この間,日本,中国,韓国の間のいわゆる領土問題が表面化してきた.しかし外交は内政の延長である.韓国大統領があのようの行動に出たのはこの4年間の彼の治世が韓国内でまったく支持されていないことがある.内政で人々の支持を得られないとき,対外的に強硬に出るというのは使い古された為政者の手段である.これに野田も乗った.原発問題,消費税問題やオスプレイ配備問題などを見えなくするために,領土問題をむしかえしそれを政府系御用新聞である日本の大手新聞があおり,騒ぎになった.しかし歴史的経過を見れば,現代に残る日本がかかわる東アジアの領土問題は,アメリカが日本とサンフランシスコ講和条約を結ぶときに,あえて曖昧においたことに起因している.そしてアメリカは再びそれを活用し,今回の領土問題の騒ぎを引きおこした.植草さんが「領土紛争はアメリカが仕掛けた」で書いておられるように,この問題の背景にアメリカがある.いまやアメリカはこの地上世界で無用の長物である.アメリカの為政者は自らの存在価値を演出するために,紛争を引きおこし調停者としての役割を演じようとする.日本の外務官僚もこれにのる.それに操られて野田が喋る.ということである.
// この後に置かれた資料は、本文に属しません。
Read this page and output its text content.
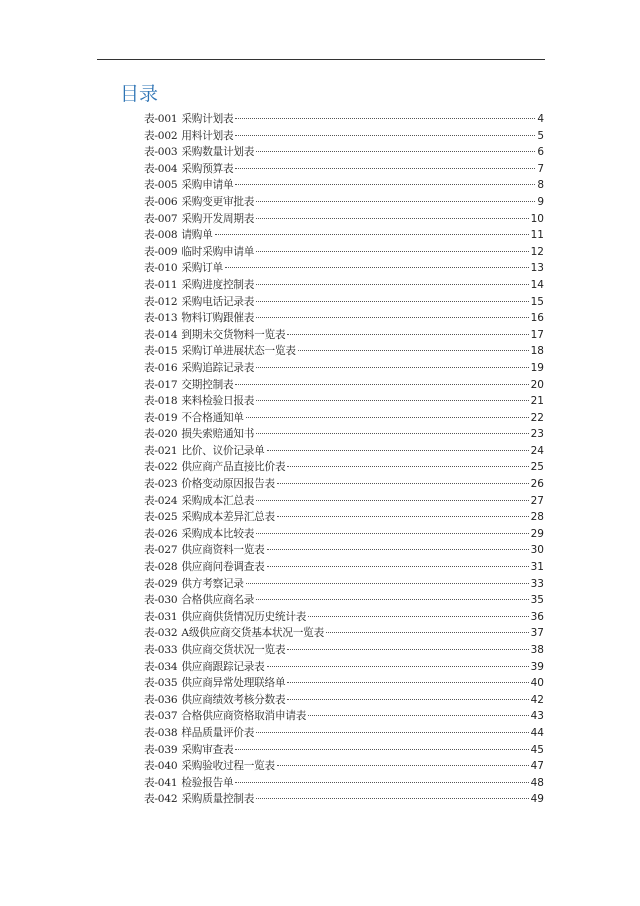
目录
表-001 采购计划表	4
表-002 用料计划表	5
表-003 采购数量计划表	6
表-004 采购预算表	7
表-005 采购申请单	8
表-006 采购变更审批表	9
表-007 采购开发周期表	10
表-008 请购单	11
表-009 临时采购申请单	12
表-010 采购订单	13
表-011 采购进度控制表	14
表-012 采购电话记录表	15
表-013 物料订购跟催表	16
表-014 到期未交货物料一览表	17
表-015 采购订单进展状态一览表	18
表-016 采购追踪记录表	19
表-017 交期控制表	20
表-018 来料检验日报表	21
表-019 不合格通知单	22
表-020 损失索赔通知书	23
表-021 比价、议价记录单	24
表-022 供应商产品直接比价表	25
表-023 价格变动原因报告表	26
表-024 采购成本汇总表	27
表-025 采购成本差异汇总表	28
表-026 采购成本比较表	29
表-027 供应商资料一览表	30
表-028 供应商问卷调查表	31
表-029 供方考察记录	33
表-030 合格供应商名录	35
表-031 供应商供货情况历史统计表	36
表-032 A级供应商交货基本状况一览表	37
表-033 供应商交货状况一览表	38
表-034 供应商跟踪记录表	39
表-035 供应商异常处理联络单	40
表-036 供应商绩效考核分数表	42
表-037 合格供应商资格取消申请表	43
表-038 样品质量评价表	44
表-039 采购审查表	45
表-040 采购验收过程一览表	47
表-041 检验报告单	48
表-042 采购质量控制表	49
世界の趨勢は帝国アメリカの凋落であり,世界各地でそれぞれにアメリカ後の体制を模索する時代である.強欲な資本主義,帝国アメリカの世界から,人間原理の世への長期にわたる転換過程,これが現代である.昨今の領土問題の動きもこの過程の一コマに過ぎない.再び外交は内政の延長である.内政,それは原発廃止,廃炉過程への政治体制を生みだすこと,これであり,福島の子供たちの疎開を実現し,沖縄の基地を撤去し,消費税増税廃止,地方の活性化,農業振興を,つまり経済よりも生活を第一とする政治の実現である.この過程を飛び越えることはできない.今度の金曜日は大阪関電前に行くつもり.秋の気配を朝夕に感じるとは言え,残暑厳しきこの頃である.